= Pratima (Jainism) =

Stage marking the spiritual rise of a lay person

In Jainism, Pratima (प्रतिमा) is a step or a stage marking the spiritual rise of a lay person (shravak). There are eleven such steps called pratima. After passing the eleven steps, one is no longer a sravaka, but a muni (monk).

Rules prescribed for laymen are divided into twelve vrata (vows) and eleven pratimas (steps) and are described in several codes of conduct (shravakacharas).

The pratimas are mentioned in several ancient texts like Uvasagadasao, Samavayanga Sutra, Jayadhavala, Ratnakaranda Shravakachara (2nd century A.D.).

== Twelve vows ==

The twelve vows are:

| Head | Vow | Meaning |
| Five vows | 1. ahiṃsā | Not to hurt any living being by actions and thoughts |
| 2. satya | Not to lie or speak what is not commendable. |
| 3. asteya | Not to take anything if not given. |
| 4. brahmacharya | Chastity / Celibacy in action, words and thoughts |
| 5. Aparigraha (Non-possession) | Detachment from material property. |
| Guņa vratas | 6. digvrata | Restriction on movement with regard to directions. |
| 7. bhogopabhogaparimana | Vow of limiting consumable and non-consumable things |
| 8. anartha-dandaviramana | Refraining from harmful occupations and activities (purposeless sins). |
| Śikşā vratas | 9. samayika | Vow to meditate and concentrate periodically. |
| 10. desavrata | Limiting movement to certain places for a fixed period of time. |
| 11. upvas | Fasting at regular intervals. |
| 12. atihti samvibhag | Vow of offering food to the ascetic and needy people |

== Eleven Pratima ==
The eleven stages (pratimā) are:
1. Darśana Pratimā (Right perspective): The worship of the true God (i.e., tirthanhara), guru (preceptor) and shastra (Scripture), and the avoidance of gambling, meat-eating, drinking (wine), adultery, hunting, thieving and debauchery.
2. Vrata Pratimā: The keeping of the twelve vows and the vow to observe sallekhana (at the end of one's life)
3. Sāmāyika Pratimā (Periodic meditation): Engaging in meditation or worship on a regular basis.
4. Proṣadhopvas/Poṣadha Pratimā (periodic fasting): This stage involves vowing to fast on every parvan day, which is to fast four times in a month.
5. Sacitta Tyāga Pratimā: This stage includes the renunciation of green leaves and shoots, roots and tubers, and other foods. Additionally, unboiled water is also not allowed to be consumed. At this stage, the spiritual aspirant lives primarily off of lentils and other dried foods.
6. Rātribhukti Tyaga/Rātribhakta Pratimā (or Diva Maithun Tyāga Pratimā): Giving up eating during the night or coitus at night.
7. Brahmacarya Pratimā (celibacy): abstaining from sex or related activity.
8. Ārambha Tyāga Pratimā (giving up occupations): refraining from any activity to earn a living.
9. Parigraha Tyāga Pratimā (giving up possessions): detachment from most possessions.
10. Anurnati Tyāga Pratimā (giving up right to give permissions): refraining from giving orders or expressing consents in the family.
11. Uddiṣṭa Tyāga Pratimā: The complete renunciation of the householder's life, retiring into a forest and adopting the rules laid down for the guidance of monks.
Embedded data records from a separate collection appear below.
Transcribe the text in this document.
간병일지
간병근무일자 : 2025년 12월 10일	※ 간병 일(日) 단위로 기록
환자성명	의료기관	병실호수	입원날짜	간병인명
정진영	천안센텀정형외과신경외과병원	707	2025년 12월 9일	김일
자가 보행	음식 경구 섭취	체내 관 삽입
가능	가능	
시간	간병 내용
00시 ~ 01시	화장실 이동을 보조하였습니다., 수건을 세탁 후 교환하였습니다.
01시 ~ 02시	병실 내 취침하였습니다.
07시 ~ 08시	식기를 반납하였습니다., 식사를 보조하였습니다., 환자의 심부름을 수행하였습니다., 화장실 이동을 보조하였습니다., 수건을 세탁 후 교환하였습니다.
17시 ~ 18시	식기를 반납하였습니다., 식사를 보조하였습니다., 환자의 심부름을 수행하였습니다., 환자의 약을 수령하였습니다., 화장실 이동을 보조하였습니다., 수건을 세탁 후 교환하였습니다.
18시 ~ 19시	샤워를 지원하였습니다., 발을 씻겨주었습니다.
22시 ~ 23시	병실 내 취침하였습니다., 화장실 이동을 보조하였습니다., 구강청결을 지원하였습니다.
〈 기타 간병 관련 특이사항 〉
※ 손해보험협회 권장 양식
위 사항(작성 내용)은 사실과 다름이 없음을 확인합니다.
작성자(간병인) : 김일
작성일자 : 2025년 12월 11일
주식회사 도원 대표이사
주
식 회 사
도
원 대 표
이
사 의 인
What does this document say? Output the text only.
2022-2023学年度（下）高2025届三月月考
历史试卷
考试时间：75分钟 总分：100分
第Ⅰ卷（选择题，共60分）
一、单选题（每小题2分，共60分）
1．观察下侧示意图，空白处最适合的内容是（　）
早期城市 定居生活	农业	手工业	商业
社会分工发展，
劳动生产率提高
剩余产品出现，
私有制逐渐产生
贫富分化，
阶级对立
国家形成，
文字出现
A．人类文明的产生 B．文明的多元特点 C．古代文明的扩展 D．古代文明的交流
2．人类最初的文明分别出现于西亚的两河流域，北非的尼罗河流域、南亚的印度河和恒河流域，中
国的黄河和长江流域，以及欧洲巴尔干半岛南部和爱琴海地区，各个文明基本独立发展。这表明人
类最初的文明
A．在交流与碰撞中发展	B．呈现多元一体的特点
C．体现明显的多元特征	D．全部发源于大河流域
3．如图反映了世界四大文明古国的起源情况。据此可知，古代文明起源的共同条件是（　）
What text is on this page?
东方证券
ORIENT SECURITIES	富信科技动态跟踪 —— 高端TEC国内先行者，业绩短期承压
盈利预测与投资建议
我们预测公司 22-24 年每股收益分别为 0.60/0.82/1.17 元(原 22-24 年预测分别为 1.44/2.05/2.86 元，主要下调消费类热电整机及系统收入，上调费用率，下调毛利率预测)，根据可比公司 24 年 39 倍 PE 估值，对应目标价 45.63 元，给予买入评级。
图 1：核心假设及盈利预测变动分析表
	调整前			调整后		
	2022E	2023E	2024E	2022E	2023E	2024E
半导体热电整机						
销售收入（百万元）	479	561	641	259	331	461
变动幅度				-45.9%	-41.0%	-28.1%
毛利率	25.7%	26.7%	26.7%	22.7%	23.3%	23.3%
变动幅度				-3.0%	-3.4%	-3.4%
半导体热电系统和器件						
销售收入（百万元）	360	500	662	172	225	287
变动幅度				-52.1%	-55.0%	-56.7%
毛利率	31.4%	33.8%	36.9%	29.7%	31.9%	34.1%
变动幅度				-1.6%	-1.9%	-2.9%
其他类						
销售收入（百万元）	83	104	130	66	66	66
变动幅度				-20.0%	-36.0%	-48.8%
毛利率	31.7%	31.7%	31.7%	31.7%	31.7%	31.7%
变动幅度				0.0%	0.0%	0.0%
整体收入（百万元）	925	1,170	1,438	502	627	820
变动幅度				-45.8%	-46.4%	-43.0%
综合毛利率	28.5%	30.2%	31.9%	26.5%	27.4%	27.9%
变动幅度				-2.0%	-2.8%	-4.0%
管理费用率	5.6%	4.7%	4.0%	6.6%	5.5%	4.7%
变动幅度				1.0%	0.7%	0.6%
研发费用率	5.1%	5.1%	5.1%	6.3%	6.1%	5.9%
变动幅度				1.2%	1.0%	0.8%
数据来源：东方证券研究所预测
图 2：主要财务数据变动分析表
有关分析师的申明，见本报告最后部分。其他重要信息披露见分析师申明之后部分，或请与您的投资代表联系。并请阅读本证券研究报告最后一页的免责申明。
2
Ashadhara in his Sagara-Dharmammrata (13th century) has groups the 11 steps into three ranks.

- Grahin (jaghanya: first to sixth pratimā)
- Varnin (madhyama: seventh to ninth pratima): At this point the householder is termed a Varni (Kshullak).
- Bhikshuka (uttama: tenth and eleventh pratimā): At this point a person depends on others for daily survival.

Those who have ascended to the eleventh pratima are termed Kshullaka (with two articles of clothing) and Ailaka (with only one piece of cloth) in the Digambara tradition. The eleventh pratima is termed Shramanabhuta Pratima (being almost like a Shramana) in the Śvetāmbara tradition. The next step is that of a full Jain Muni.